In a leading article about "reclaiming our streets", the leader writer reached a lid-blowing moment when offering the opinion that: "The social fabric on many housing estates has gone to rack and ruin. Fathers are absent and often unknown, while immature, inept mothers are rearing a generation of savages, funded by generous State benefits."

Furious, over-blown stuff - sparked by a suggestion from the new Lord Chief Justice Lord Phillips that muggers who do not physically harm their victims need not go to jail, but could instead face a Community Service Order.

This is a good topic, especially as Justice Lord Phillips does stretch the bounds of what most people would see as sensible. Yet the newspaper's reaction was madly overstated.

Nowadays there is a market in outrage and newspapers such as the Express and the Daily Mail are hardened dealers in this particular drug. If a fuss can be kicked up about anything, it will be animated in a furious instant.

I thought about this in light of what the new Archbishop of York said last week. Dr John Sentamu caused a stir with his observations about celebrating Englishness. I am pride-neutral on being English - neither puffed up nor ashamed. A little pride seems fine, I suppose, but too much can go to the national head.

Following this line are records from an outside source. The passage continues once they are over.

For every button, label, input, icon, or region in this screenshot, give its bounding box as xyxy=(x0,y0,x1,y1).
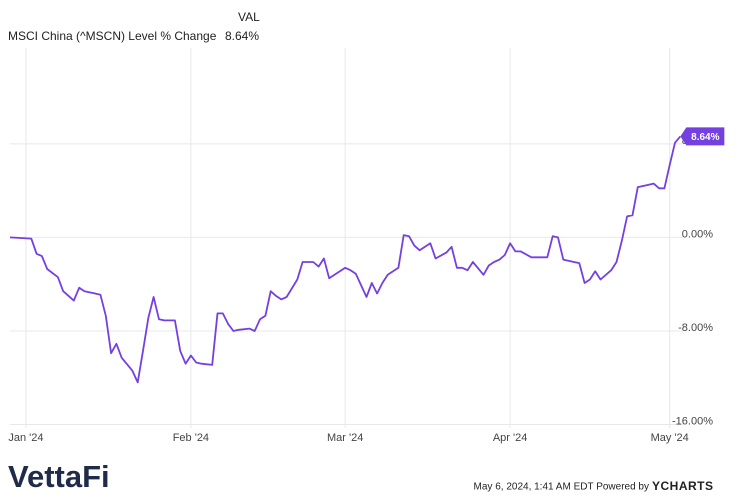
x-tick-label: Feb '24 xyxy=(173,432,209,444)
x-tick-label: Mar '24 xyxy=(327,432,363,444)
y-tick-label: -8.00% xyxy=(678,322,713,334)
y-tick-label: -16.00% xyxy=(672,415,713,427)
legend-value: 8.64% xyxy=(225,29,259,43)
x-tick-label: Apr '24 xyxy=(493,432,528,444)
x-tick-label: Jan '24 xyxy=(8,432,43,444)
badge-shape xyxy=(680,127,725,146)
logo: VettaFi xyxy=(8,459,110,494)
legend-header: VAL xyxy=(238,10,260,24)
line xyxy=(9,135,681,384)
x-tick-label: May '24 xyxy=(651,432,689,444)
value-badge: 8.64% xyxy=(680,127,725,146)
y-tick-label: 0.00% xyxy=(682,228,713,240)
brand: YCHARTS xyxy=(652,479,714,493)
badge-label: 8.64% xyxy=(691,132,719,143)
legend-name: MSCI China (^MSCN) Level % Change xyxy=(8,29,217,43)
timestamp: May 6, 2024, 1:41 AM EDT Powered by xyxy=(474,482,649,493)
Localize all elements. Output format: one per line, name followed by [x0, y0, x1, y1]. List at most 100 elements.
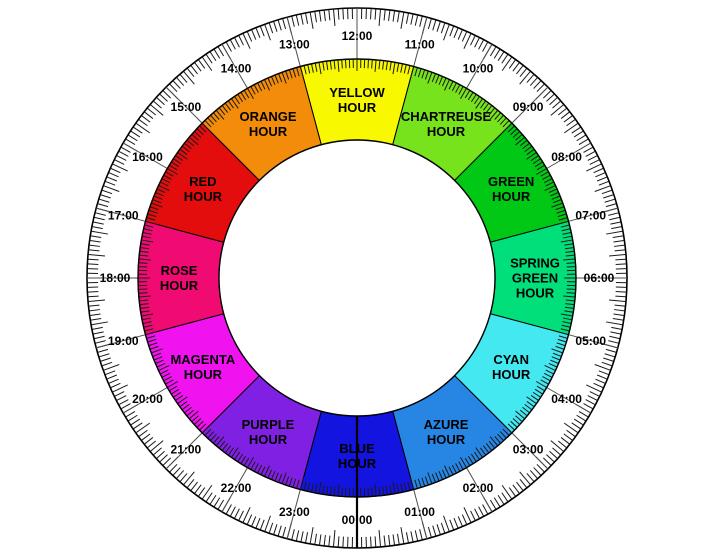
rim-tick — [88, 299, 106, 302]
color-ring-tick — [219, 440, 226, 449]
color-ring-tick — [199, 125, 207, 133]
color-ring-tick — [250, 461, 256, 470]
rim-tick — [105, 370, 116, 376]
color-ring-tick — [543, 372, 552, 378]
rim-tick — [463, 33, 472, 49]
color-ring-tick — [545, 181, 554, 187]
rim-tick — [461, 31, 468, 42]
color-ring-tick — [155, 359, 164, 364]
color-ring-tick — [199, 423, 207, 431]
rim-tick — [432, 20, 437, 31]
segment-label-magenta: MAGENTA — [170, 352, 235, 367]
rim-tick — [190, 481, 198, 491]
color-ring-tick — [485, 443, 492, 451]
rim-tick — [103, 185, 120, 192]
color-ring-tick — [563, 295, 575, 298]
color-ring-tick — [177, 152, 188, 160]
rim-tick — [589, 391, 600, 397]
rim-tick — [179, 74, 188, 83]
rim-tick — [414, 530, 419, 541]
time-label-2000: 20:00 — [132, 392, 163, 406]
color-ring-tick — [410, 477, 415, 490]
inner-circle — [218, 139, 496, 417]
rim-tick — [557, 440, 567, 448]
color-ring-tick — [565, 250, 574, 253]
color-ring-tick — [140, 306, 150, 309]
time-label-1100: 11:00 — [405, 37, 435, 51]
rim-tick — [611, 326, 622, 330]
rim-tick — [497, 494, 505, 505]
rim-tick — [282, 526, 287, 538]
color-ring-tick — [162, 372, 171, 378]
color-ring-tick — [519, 409, 528, 416]
rim-tick — [383, 535, 386, 547]
color-ring-tick — [271, 471, 276, 480]
rim-tick — [512, 484, 520, 494]
color-ring-tick — [142, 235, 151, 239]
rim-tick — [112, 163, 128, 172]
color-ring-tick — [510, 128, 518, 136]
color-ring-tick — [237, 94, 244, 103]
rim-tick — [305, 13, 309, 24]
segment-label-green: GREEN — [488, 174, 534, 189]
color-ring-tick — [556, 210, 565, 214]
color-ring-tick — [396, 63, 400, 72]
rim-tick — [291, 529, 295, 540]
color-ring-tick — [389, 62, 392, 71]
rim-tick — [374, 9, 377, 20]
rim-tick — [108, 172, 119, 178]
color-ring-tick — [499, 431, 507, 439]
color-ring-tick — [240, 92, 247, 101]
rim-tick — [482, 504, 489, 514]
color-ring-tick — [307, 482, 311, 492]
color-ring-tick — [396, 484, 400, 493]
rim-tick — [614, 304, 626, 307]
color-ring-tick — [555, 345, 564, 350]
rim-tick — [268, 23, 274, 34]
color-ring-tick — [274, 75, 279, 84]
rim-tick — [342, 8, 344, 20]
color-ring-tick — [165, 171, 174, 177]
color-ring-tick — [139, 295, 151, 298]
rim-tick — [97, 203, 109, 208]
rim-tick — [238, 510, 244, 521]
rim-tick — [608, 254, 626, 257]
color-ring-tick — [451, 464, 457, 473]
rim-tick — [89, 309, 100, 312]
rim-tick — [251, 29, 257, 40]
color-ring-tick — [435, 75, 440, 84]
color-ring-tick — [179, 401, 188, 407]
segment-label-azure: AZURE — [424, 417, 469, 432]
rim-tick — [609, 216, 620, 221]
rim-tick — [603, 357, 614, 362]
rim-tick — [512, 62, 520, 72]
color-ring-tick — [326, 61, 329, 71]
rim-tick — [300, 531, 304, 542]
color-ring-tick — [311, 64, 314, 73]
color-ring-tick — [165, 379, 174, 385]
hour-line — [568, 334, 618, 349]
color-ring-tick — [240, 455, 247, 464]
rim-tick — [100, 357, 111, 362]
rim-tick — [482, 42, 489, 52]
color-ring-tick — [292, 68, 297, 78]
rim-tick — [242, 33, 251, 49]
time-label-2100: 21:00 — [171, 442, 202, 456]
color-ring-tick — [204, 428, 212, 436]
segment-label-azure: HOUR — [427, 432, 466, 447]
rim-tick — [449, 26, 455, 37]
rim-tick — [374, 536, 377, 547]
rim-tick — [133, 422, 143, 430]
rim-tick — [573, 418, 584, 426]
color-ring-tick — [524, 146, 532, 153]
rim-tick — [533, 80, 542, 89]
color-ring-tick — [182, 146, 190, 153]
rim-tick — [121, 403, 131, 410]
color-ring-tick — [314, 484, 318, 493]
rim-tick — [614, 249, 626, 252]
rim-tick — [526, 473, 535, 482]
color-ring-tick — [299, 477, 304, 490]
hour-line — [466, 467, 493, 513]
color-ring-tick — [371, 487, 373, 497]
color-ring-tick — [558, 217, 568, 221]
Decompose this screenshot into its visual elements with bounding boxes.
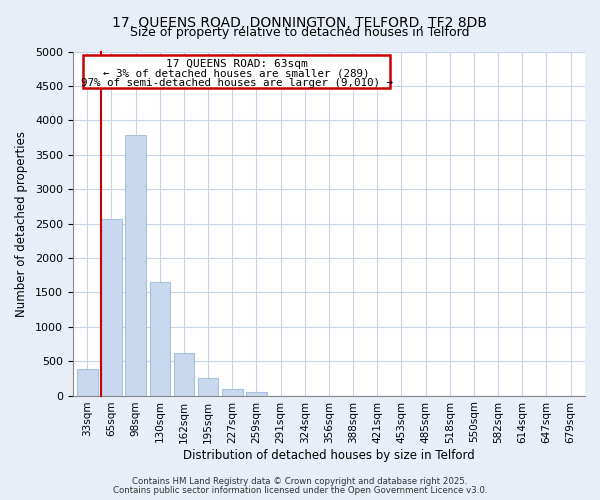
Bar (173, 353, 194, 396)
Bar (125, 136, 146, 396)
Text: ← 3% of detached houses are smaller (289): ← 3% of detached houses are smaller (289… (103, 68, 370, 78)
Text: 17 QUEENS ROAD: 63sqm: 17 QUEENS ROAD: 63sqm (166, 59, 308, 69)
Y-axis label: Number of detached properties: Number of detached properties (15, 130, 28, 316)
Text: Contains public sector information licensed under the Open Government Licence v3: Contains public sector information licen… (113, 486, 487, 495)
X-axis label: Distribution of detached houses by size in Telford: Distribution of detached houses by size … (183, 450, 475, 462)
Bar (198, 378, 218, 396)
Text: 97% of semi-detached houses are larger (9,010) →: 97% of semi-detached houses are larger (… (80, 78, 392, 88)
Text: Contains HM Land Registry data © Crown copyright and database right 2025.: Contains HM Land Registry data © Crown c… (132, 477, 468, 486)
Bar (246, 392, 266, 396)
Text: Size of property relative to detached houses in Telford: Size of property relative to detached ho… (130, 26, 470, 39)
Bar (149, 282, 170, 396)
Text: 17, QUEENS ROAD, DONNINGTON, TELFORD, TF2 8DB: 17, QUEENS ROAD, DONNINGTON, TELFORD, TF… (113, 16, 487, 30)
FancyBboxPatch shape (83, 55, 391, 88)
Bar (222, 388, 242, 396)
Bar (101, 220, 122, 396)
Bar (77, 368, 98, 396)
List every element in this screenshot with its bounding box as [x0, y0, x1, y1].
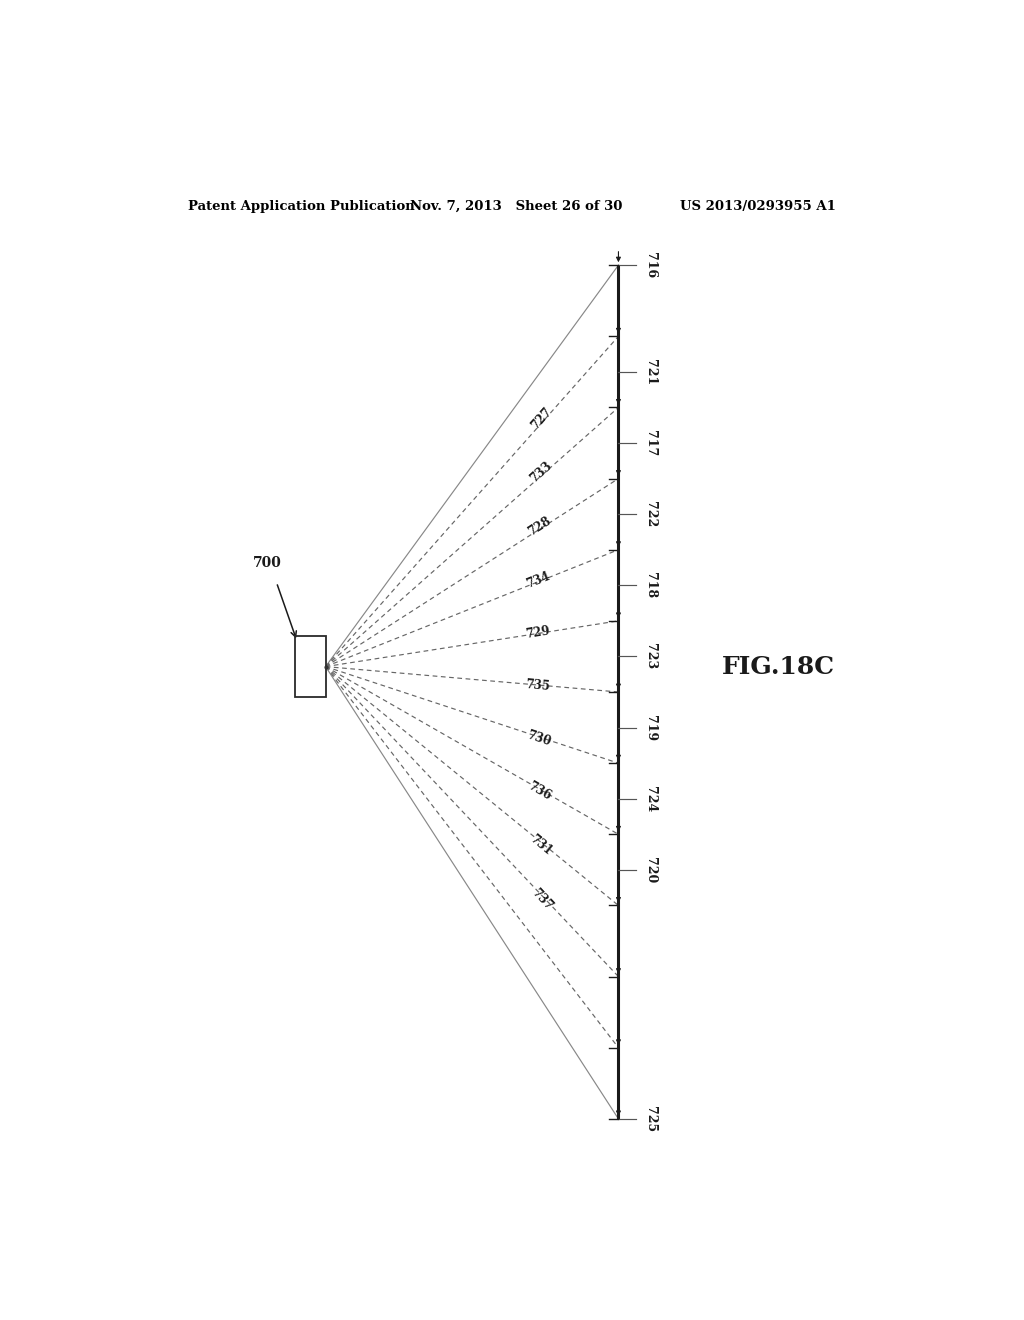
Text: 718: 718: [644, 573, 656, 598]
Text: 735: 735: [525, 677, 551, 693]
Text: US 2013/0293955 A1: US 2013/0293955 A1: [680, 201, 836, 213]
Text: 736: 736: [525, 780, 553, 803]
Bar: [296, 636, 326, 697]
Text: 719: 719: [644, 714, 656, 741]
Text: FIG.18C: FIG.18C: [722, 655, 836, 678]
Text: 733: 733: [527, 459, 554, 486]
Text: Nov. 7, 2013   Sheet 26 of 30: Nov. 7, 2013 Sheet 26 of 30: [410, 201, 623, 213]
Text: 723: 723: [644, 643, 656, 669]
Text: 700: 700: [253, 556, 282, 570]
Text: 720: 720: [644, 857, 656, 883]
Text: 727: 727: [529, 405, 555, 432]
Text: 725: 725: [644, 1106, 656, 1133]
Text: 730: 730: [524, 729, 552, 748]
Text: 717: 717: [644, 430, 656, 457]
Text: 737: 737: [528, 886, 555, 913]
Text: 722: 722: [644, 502, 656, 527]
Text: 721: 721: [644, 359, 656, 385]
Text: 731: 731: [527, 833, 554, 858]
Text: 729: 729: [525, 624, 551, 642]
Text: 728: 728: [526, 515, 554, 539]
Text: 734: 734: [525, 569, 553, 590]
Text: Patent Application Publication: Patent Application Publication: [187, 201, 415, 213]
Text: 724: 724: [644, 785, 656, 812]
Text: 716: 716: [644, 252, 656, 279]
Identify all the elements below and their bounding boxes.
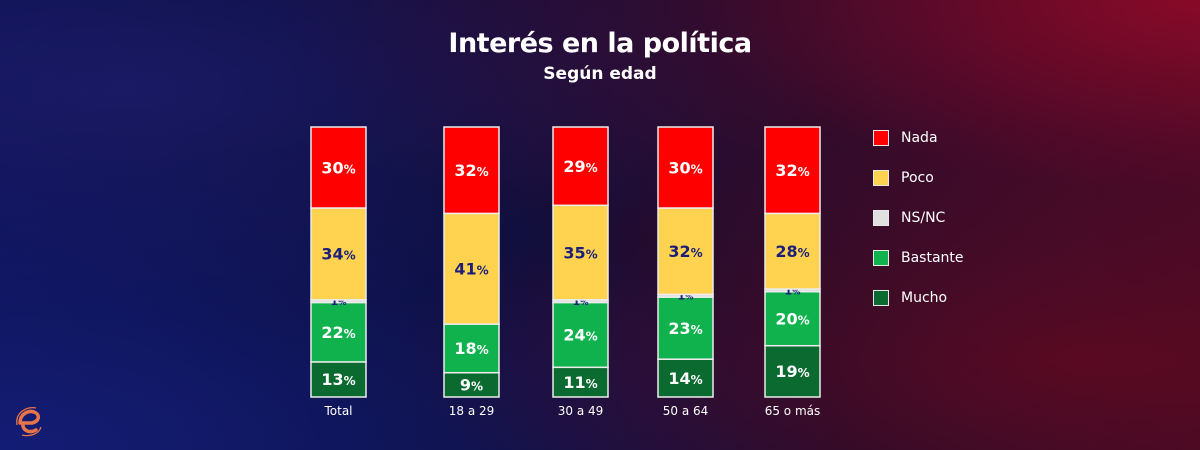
data-label: 9% [460,376,483,395]
legend-swatch [873,210,889,226]
legend-swatch [873,130,889,146]
bar-segment-nada [552,126,609,207]
bar-group-30-a-49: 11% 24% 1% 35% 29% [552,126,609,398]
data-label: 30% [321,158,355,177]
bar-segment-bastante [443,323,500,374]
bar-segment-nada [310,126,367,209]
legend-item-poco: Poco [873,168,934,188]
legend-swatch [873,290,889,306]
data-label: 22% [321,323,355,342]
bar-segment-mucho [443,371,500,398]
bar-segment-poco [552,204,609,301]
data-label: 41% [454,260,488,279]
x-tick-label: 50 a 64 [663,404,709,418]
bar-segment-bastante [764,290,821,347]
bar-segment-poco [443,212,500,325]
data-label: 32% [775,161,809,180]
data-label: 1% [785,284,801,297]
data-label: 29% [563,157,597,176]
data-label: 30% [668,158,702,177]
data-label: 23% [668,319,702,338]
data-label: 11% [563,373,597,392]
legend-label: Poco [901,170,934,186]
legend-swatch [873,170,889,186]
bar-group-total: 13% 22% 1% 34% 30% [310,126,367,398]
bar-segment-mucho [657,358,714,398]
legend-item-ns-nc: NS/NC [873,208,945,228]
chart-title: Interés en la política [448,28,752,59]
brand-logo-icon [14,405,44,437]
data-label: 1% [678,290,694,303]
bar-segment-bastante [552,301,609,369]
legend-label: Bastante [901,250,964,266]
bar-segment-nada [764,126,821,215]
data-label: 14% [668,369,702,388]
data-label: 28% [775,242,809,261]
chart-subtitle: Según edad [543,64,657,84]
bar-group-65-o-m-s: 19% 20% 1% 28% 32% [764,126,821,398]
legend-item-nada: Nada [873,128,938,148]
x-tick-label: 65 o más [765,404,821,418]
bar-segment-bastante [657,296,714,360]
x-tick-label: Total [323,404,352,418]
data-label: 32% [668,242,702,261]
data-label: 34% [321,245,355,264]
data-label: 19% [775,362,809,381]
x-tick-label: 18 a 29 [449,404,495,418]
data-label: 1% [573,295,589,308]
bar-segment-bastante [310,301,367,363]
bar-group-18-a-29: 9% 18% 41% 32% [443,126,500,398]
bar-segment-mucho [764,344,821,398]
data-label: 32% [454,161,488,180]
bar-segment-poco [657,207,714,296]
bar-segment-mucho [552,366,609,398]
data-label: 13% [321,370,355,389]
legend-swatch [873,250,889,266]
legend-label: Mucho [901,290,948,306]
legend-label: NS/NC [901,210,946,226]
data-label: 24% [563,326,597,345]
bar-segment-nada [657,126,714,209]
legend-item-bastante: Bastante [873,248,964,268]
legend-label: Nada [901,130,938,146]
data-label: 18% [454,339,488,358]
x-tick-label: 30 a 49 [558,404,604,418]
legend-item-mucho: Mucho [873,288,947,308]
bar-segment-nada [443,126,500,215]
data-label: 35% [563,243,597,262]
bar-group-50-a-64: 14% 23% 1% 32% 30% [657,126,714,398]
data-label: 20% [775,309,809,328]
data-label: 1% [331,295,347,308]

But here is something we should feel ashamed about: our willingness to see the bad in everything, to glory in the awfulness of others and to worry that we are all going to hell in a handcart, to dust off the sort of expression favoured by the mustier leader writers.

It is tempting to believe the world has gone bad, that everything is worse than it was. People are always saying this, muttering "it wasn't like that in my day".

Well, that's fair enough and people can believe what they like. I prefer to observe that humanity has always thought the world was going to pot, probably all the way back to Adam moaning on about the glory days before he bit that bloody apple.

Those who bemoan the modern world often have it in for the young, as in that potty comment about raising a generation of savages.

The night before reading that excitable opinion, I attended a celebration of achievement at Joseph Rowntree School in York.

The ceremony lasted for two hours on a wet and miserable night - the sort of night when the prospect of leaving the house to sit in a school hall was hardly enticing. Could we have made our excuses and stayed at home? Certainly not - for we would have missed seeing all those wonderful and inspirational young people going on stage to receive their prizes.

So often all we hear are complaints about the young, so how reassuring to see teenagers of intelligence, wit and charm. There is nothing idealistic about this statement and I'm sure the winners have their off moments, being a) human and b) teenagers. But what a marvellous bunch they looked on Monday night, celebrating their success in academic subjects, sport and music.

A lively guest appearance by York panto perennial Martin Barrass lent the evening just the right air of jollity with a purpose. There was not, so far as I could see, a single savage in sight.

Here, to close, are the thoughts of a senior policeman, deputy assistant commissioner Brian Paddick, of the Metropolitan Police, who believes we are in danger of "negatively stereotyping young people as hooligans, whereas the vast majority of young people are decent, law-abiding citizens who want to do the right thing". How true.